As a highly-engaged parent and racial justice facilitator, I agreed in 2009 to support a small group of committed, multi-racial students at South High as they came together to have honest dialogue about how issues of race, culture and inclusion impacted their lives. “S.t.a.r.t.,” or “students together as allies for racial trust” is a model that has flourished within the school and has spread to other schools and Minnesota districts. In 2011, s.t.a.r.t. won the St. Paul Foundation’s Facing Race Idea Challenge. S.t.a.r.t. students have gone on to secure prestigious scholarships, to land work that focuses on closing equity gaps, to get published and to lead workshops. As students, they are learning—and teaching the community—how to close the very gaps they face from day to day.
As a diversity consultant, I have watched what scant attention is given to modeling inclusion and preparing our young people for life in a complex, multicultural world. Our over-taxed teachers are expected to craft solutions with piece-meal “mini-grants” that are no substitute for consistent, school-wide attention to these important issues. In a recent Equity & Diversity resolution by the Minneapolis Public Schools, there was little mention of direct work with young students as part of the solution. Yet, at every grade level, students are eager to learn how to understand and navigate all of the differences (cultural, political, gender-based and levels of ability) they experience in their communities and classrooms.
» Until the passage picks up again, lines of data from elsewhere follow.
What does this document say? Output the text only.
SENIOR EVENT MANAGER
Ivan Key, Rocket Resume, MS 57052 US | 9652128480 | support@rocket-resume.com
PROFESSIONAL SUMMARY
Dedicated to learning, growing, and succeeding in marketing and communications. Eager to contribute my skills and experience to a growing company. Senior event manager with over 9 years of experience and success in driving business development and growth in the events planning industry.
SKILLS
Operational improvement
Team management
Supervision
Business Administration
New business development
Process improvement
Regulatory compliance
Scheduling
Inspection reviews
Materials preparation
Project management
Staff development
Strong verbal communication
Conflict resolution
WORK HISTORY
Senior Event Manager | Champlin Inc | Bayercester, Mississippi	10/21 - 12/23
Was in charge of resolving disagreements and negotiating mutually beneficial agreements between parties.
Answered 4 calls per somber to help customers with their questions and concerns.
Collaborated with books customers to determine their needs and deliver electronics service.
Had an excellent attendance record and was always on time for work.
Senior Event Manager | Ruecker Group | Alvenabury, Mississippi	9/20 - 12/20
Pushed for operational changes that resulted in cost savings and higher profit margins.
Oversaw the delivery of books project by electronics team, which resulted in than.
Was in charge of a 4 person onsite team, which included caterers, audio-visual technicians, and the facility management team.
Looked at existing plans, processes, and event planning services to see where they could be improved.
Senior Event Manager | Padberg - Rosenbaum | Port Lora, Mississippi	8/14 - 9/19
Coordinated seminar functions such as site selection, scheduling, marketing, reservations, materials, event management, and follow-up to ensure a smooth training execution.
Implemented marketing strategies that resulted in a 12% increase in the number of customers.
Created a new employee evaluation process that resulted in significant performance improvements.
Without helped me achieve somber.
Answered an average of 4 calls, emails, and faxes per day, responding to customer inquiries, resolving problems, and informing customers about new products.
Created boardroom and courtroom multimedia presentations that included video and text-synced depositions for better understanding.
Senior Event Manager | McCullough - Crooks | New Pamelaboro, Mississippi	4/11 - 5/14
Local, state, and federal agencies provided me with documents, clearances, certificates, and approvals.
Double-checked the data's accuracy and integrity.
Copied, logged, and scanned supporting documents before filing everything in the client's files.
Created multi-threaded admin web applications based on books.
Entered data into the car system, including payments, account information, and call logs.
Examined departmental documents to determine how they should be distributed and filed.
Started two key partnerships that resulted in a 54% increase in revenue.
Saida Mahamud, s.t.a.r.t.’s former co-chair and now a student at the U of M, often says, “Integration does not mean interaction.” By this, Mahamud means that students need safe spaces where they can bring issues of race out into the open and begin in earnest that delicate work of bridge-building. At South, students have done this by bringing in guest speakers, nudging their peers to sit by someone new at lunch, writing about race in their student newsletter, workshops about race and by hosting dinners for students—and the community. An added benefit of s.t.a.r.t. is that with community support, we relieve teachers of the whole burden of overseeing work of this magnitude, sensitivity and level of community engagement.
A year ago on Valentine’s Day, South High was the site of a lunch fight involving students of different ethnicities, leaving a few staff and students injured. Coincidentally, s.t.a.r.t. had planned a dinner to talk about race before this incident occurred and over 150 students attended—showing just how important this work is to the students. Ironically, district mini-grants do not apply to South High because South’s racial composition is so diverse, and the school is not considered racially-identifiable. South’s rich diversity means we need work on inclusion, which Tapia says, “is about making the mix work.” Could we be imposing integration without really understanding the fine art of inclusion? Is it any surprise that schools like Washburn and South High, whose demographics are shifting rapidly, are showing signs of strain in their efforts to manage increased diversity?
Schools alone can’t solve our student equity gaps. Our full communities, including faith-based and health networks, must work together to support models like s.t.a.r.t. The most important lesson the students have taught me is that they want to be included in helping to close the gaps. When students are invited into the dialogue, learn from each other, and even guide their own teachers with diversity education, we achieve what Tapia called “one of the hardest things civilization must do.” We create inclusion and close our gaps.
Kate Towle is a Community Educator who helps students from s.t.a.r.t. develop themselves as civic and intercultural leaders. Kate’s current passion is to liberate youth voice in the sensitive, but critical process of closing Minnesota’s stubborn equity gaps.